Firstly lets talk about his influence! From Coldplay, Lauri Anderson, Aphex Twin, Portishead, Radiohead, Peter Gabriel, and Brian Eno to numerous other copy cats and com-posers who have used his arpeggiations to build drama and intensity in otherwise minimalist tracks. Philip Glass has forever changed the landscape of both Compositional and Popular Music.
Glassworks shows off Philip Glass’s talents as a composer and at the point of its release, this form of composition had not become old hat. This was a truly shocking piece of music. Unlike Steve Reich whose compositions never escaped the academic trademark, Philip Glass went Pop with this music. This album marks that point. It’s not a "composition" in the standard sense of Classical music. It’s a collection of individual works tied together with brilliant production and an overall idea about the direction the music takes.

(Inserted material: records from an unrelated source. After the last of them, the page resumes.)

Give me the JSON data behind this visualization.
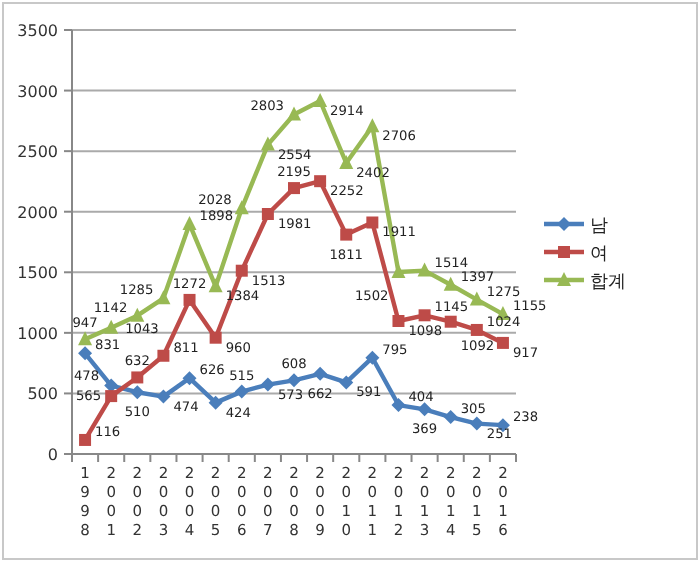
{
  "chart_data": {
    "type": "line",
    "categories": [
      "1998",
      "2001",
      "2002",
      "2003",
      "2004",
      "2005",
      "2006",
      "2007",
      "2008",
      "2009",
      "2010",
      "2011",
      "2012",
      "2013",
      "2014",
      "2015",
      "2016"
    ],
    "series": [
      {
        "name": "남",
        "color": "#4a7ebb",
        "marker": "diamond",
        "values": [
          831,
          565,
          510,
          474,
          626,
          424,
          515,
          573,
          608,
          662,
          591,
          795,
          404,
          369,
          305,
          251,
          238
        ]
      },
      {
        "name": "여",
        "color": "#be4b48",
        "marker": "square",
        "values": [
          116,
          478,
          632,
          811,
          1272,
          960,
          1513,
          1981,
          2195,
          2252,
          1811,
          1911,
          1098,
          1145,
          1092,
          1024,
          917
        ]
      },
      {
        "name": "합계",
        "color": "#98b954",
        "marker": "triangle",
        "values": [
          947,
          1043,
          1142,
          1285,
          1898,
          1384,
          2028,
          2554,
          2803,
          2914,
          2402,
          2706,
          1502,
          1514,
          1397,
          1275,
          1155
        ]
      }
    ],
    "ylim": [
      0,
      3500
    ],
    "yticks": [
      0,
      500,
      1000,
      1500,
      2000,
      2500,
      3000,
      3500
    ],
    "grid": "y",
    "legend": "right",
    "data_labels": true
  }
}
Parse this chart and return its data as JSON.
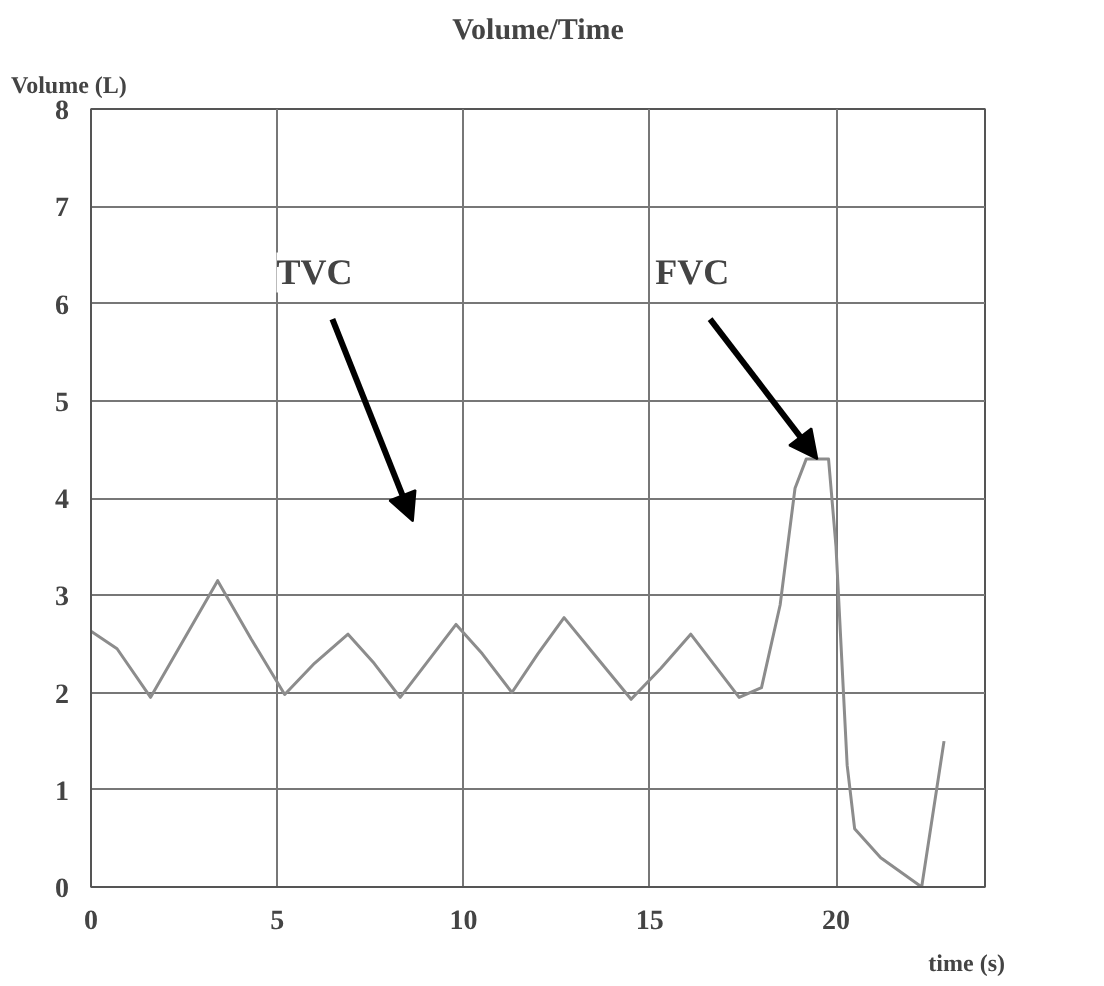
{
  "chart_data": {
    "type": "line",
    "title": "Volume/Time",
    "xlabel": "time (s)",
    "ylabel": "Volume (L)",
    "x": [
      0,
      0.7,
      1.6,
      2.5,
      3.4,
      4.3,
      5.2,
      6.0,
      6.9,
      7.6,
      8.3,
      9.0,
      9.8,
      10.5,
      11.3,
      12.0,
      12.7,
      13.6,
      14.5,
      15.3,
      16.1,
      16.8,
      17.4,
      18.0,
      18.5,
      18.9,
      19.2,
      19.8,
      20.0,
      20.3,
      20.5,
      21.2,
      22.3,
      22.9
    ],
    "series": [
      {
        "color": "#8c8c8c",
        "values": [
          2.63,
          2.45,
          1.95,
          2.55,
          3.15,
          2.55,
          1.98,
          2.3,
          2.6,
          2.3,
          1.95,
          2.3,
          2.7,
          2.4,
          2.0,
          2.4,
          2.77,
          2.35,
          1.93,
          2.25,
          2.6,
          2.25,
          1.95,
          2.05,
          2.9,
          4.1,
          4.4,
          4.4,
          3.5,
          1.25,
          0.6,
          0.3,
          0.0,
          1.5
        ]
      }
    ],
    "xlim": [
      0,
      24
    ],
    "xticks": [
      0,
      5,
      10,
      15,
      20
    ],
    "ylim": [
      0,
      8
    ],
    "yticks": [
      0,
      1,
      2,
      3,
      4,
      5,
      6,
      7,
      8
    ],
    "grid": true,
    "marker": "none",
    "line_style": "solid",
    "annotations": [
      "TVC",
      {
        "text": "FVC",
        "x": 19.5,
        "y": 4.4
      }
    ]
  }
}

Glassworks opens with one of the Twentieth Century’s best piano solos ‘Opening’ to open up into ‘Floe’ a GIGANTIC and fast whirlwind composition that gives the listener the sense of speeding forward at rocket speed. It doesn’t get more Modern than that! Texturally it’s anything but subtle. Instead of using instruments to create fluid transitions between each movement, Glass works in layers that build, change and stop. The brass and flutes are going full force and mallets churn the foundation of each phrase. It’s a call and response kind of interaction between each primary part of the composition. Somewhat like a gaggle of Geese or Human Chants and Tribal Music. Each horn interacts and puffs up its chest to show it’s self at some point. It’s very human, natural and primal and it just might give you goosebumps.
Island meanders a bit but is basically the perfect end to Side One of the Record…Yes, it clearly there to be the end of Side One, something that is lost in the CD version. Note the order of the songs…it’s designed for a Record.

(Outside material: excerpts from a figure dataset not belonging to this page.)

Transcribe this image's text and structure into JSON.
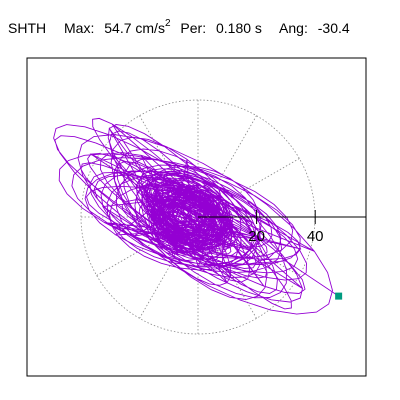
{
  "header": {
    "station": "SHTH",
    "max_label": "Max:",
    "max_value": "54.7 cm/s",
    "max_exp": "2",
    "per_label": "Per:",
    "per_value": "0.180 s",
    "ang_label": "Ang:",
    "ang_value": "-30.4"
  },
  "chart_data": {
    "type": "scatter",
    "title": "",
    "ring_labels": [
      "20",
      "40"
    ],
    "ring_values": [
      20,
      40
    ],
    "ring_max": 60,
    "direction_angle_deg": -30.4,
    "max_amplitude": 54.7,
    "grid": true,
    "colors": {
      "trace": "#9400d3",
      "marker": "#009b80",
      "grid": "#888888",
      "axis": "#000000"
    },
    "trace_envelope": [
      {
        "x": -48,
        "y": 18
      },
      {
        "x": -10,
        "y": 35
      },
      {
        "x": 25,
        "y": 22
      },
      {
        "x": 49,
        "y": -2
      },
      {
        "x": 48,
        "y": -27
      },
      {
        "x": 10,
        "y": -33
      },
      {
        "x": -35,
        "y": -20
      }
    ],
    "end_marker": {
      "x": 48,
      "y": -27
    }
  }
}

Side Two opens with Rubric, probably Glass’s best piece of music. It shows off every alement we have come to recognize him by; Brass, Electric Organ, Chimes and Mallets. Unlike Floe in being bombastic, it is energetic and driving while maintaining a certain subtlety. Listen to how each instrument starts their call and then moves, changes, stops and reverses its wheels. It’s bloody outstanding work! The horns on the top of the pact call forward each passage and gain intensity both in meter and in pitch towards the end. Again…rocket speed! This time you do launch off only to stop dead in your tracks with Facades.
Facades is a similar String track to ‘Island’ and meanders. Philip Glass is not the best composer for Strings. Somehow they restrain him and if anything create a tense suspense in his music. By the mid point though, the horns do take over and the track starts to open up.

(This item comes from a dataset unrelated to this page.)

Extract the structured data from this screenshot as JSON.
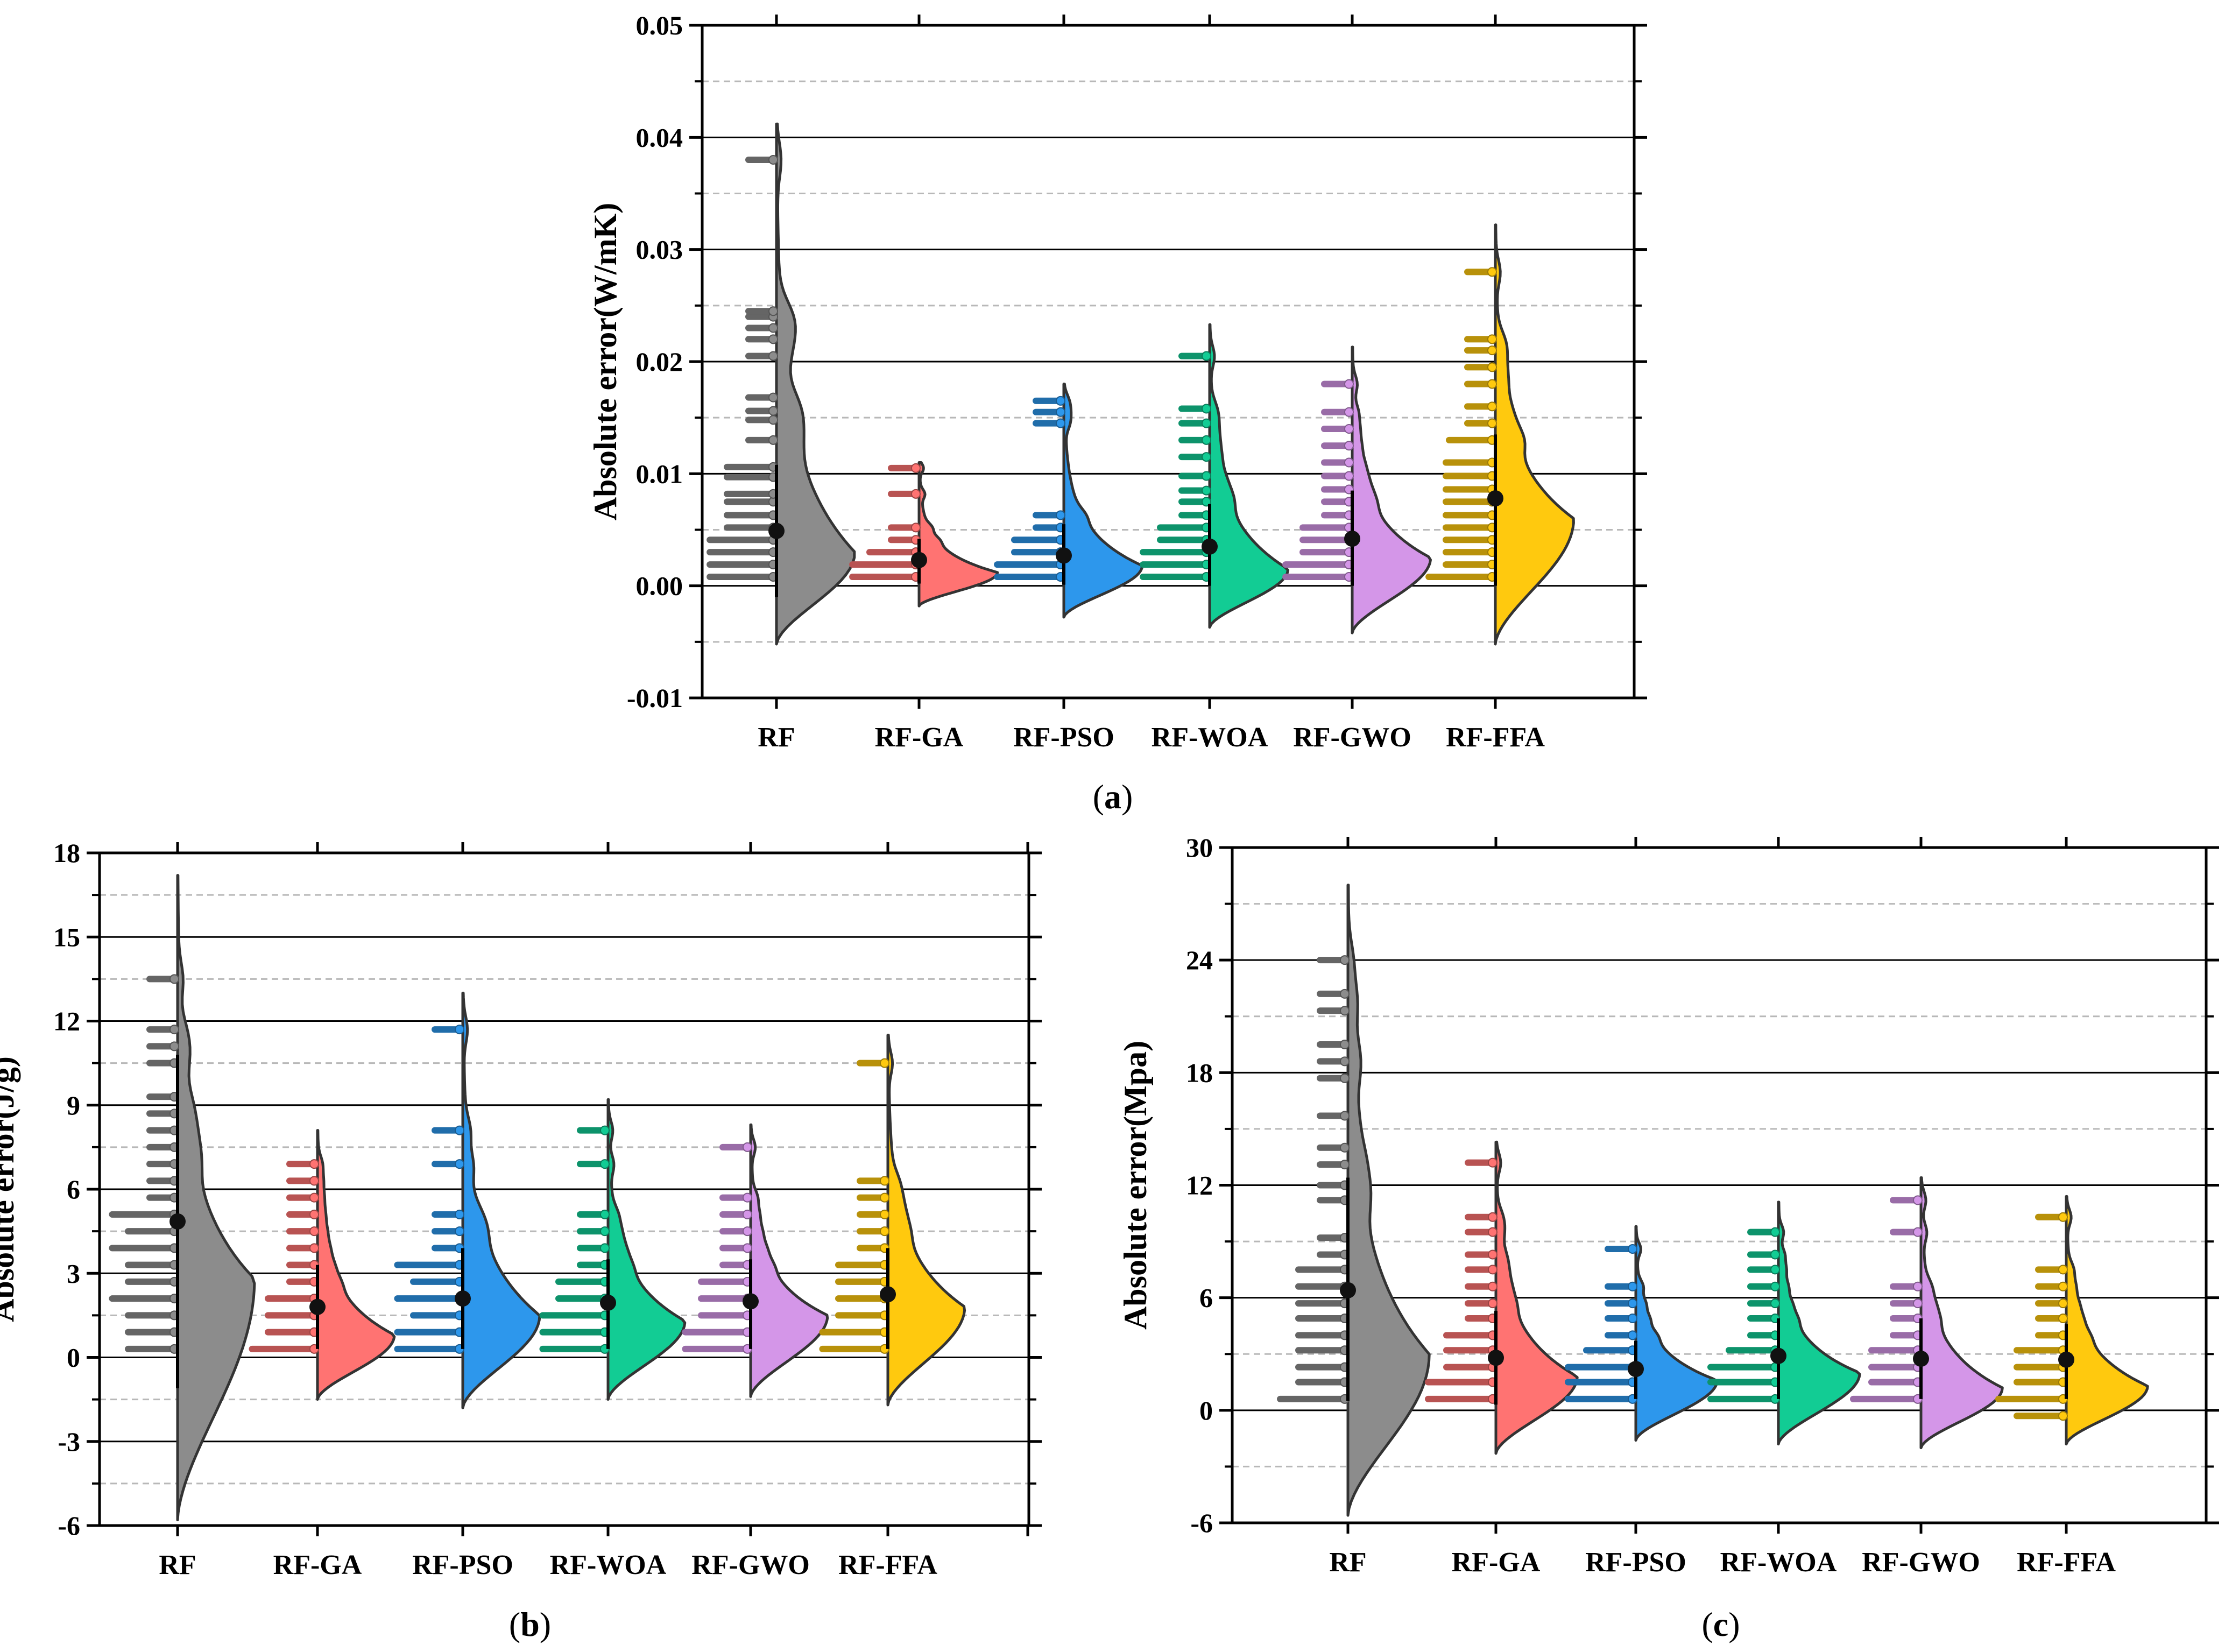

Closing is a variation of Opening. Don’t mistake that Piano for the same as what’s in Opening. It is different and for the end of this masterpiece, the Horns cry. Where Opening is melancholic, Closing has a sense of despair to it.
It’s important to know that The Philip Glass Ensemble was actually quite small in size compared to your standard orchestra but with the wall of sound they created here you’d never know it.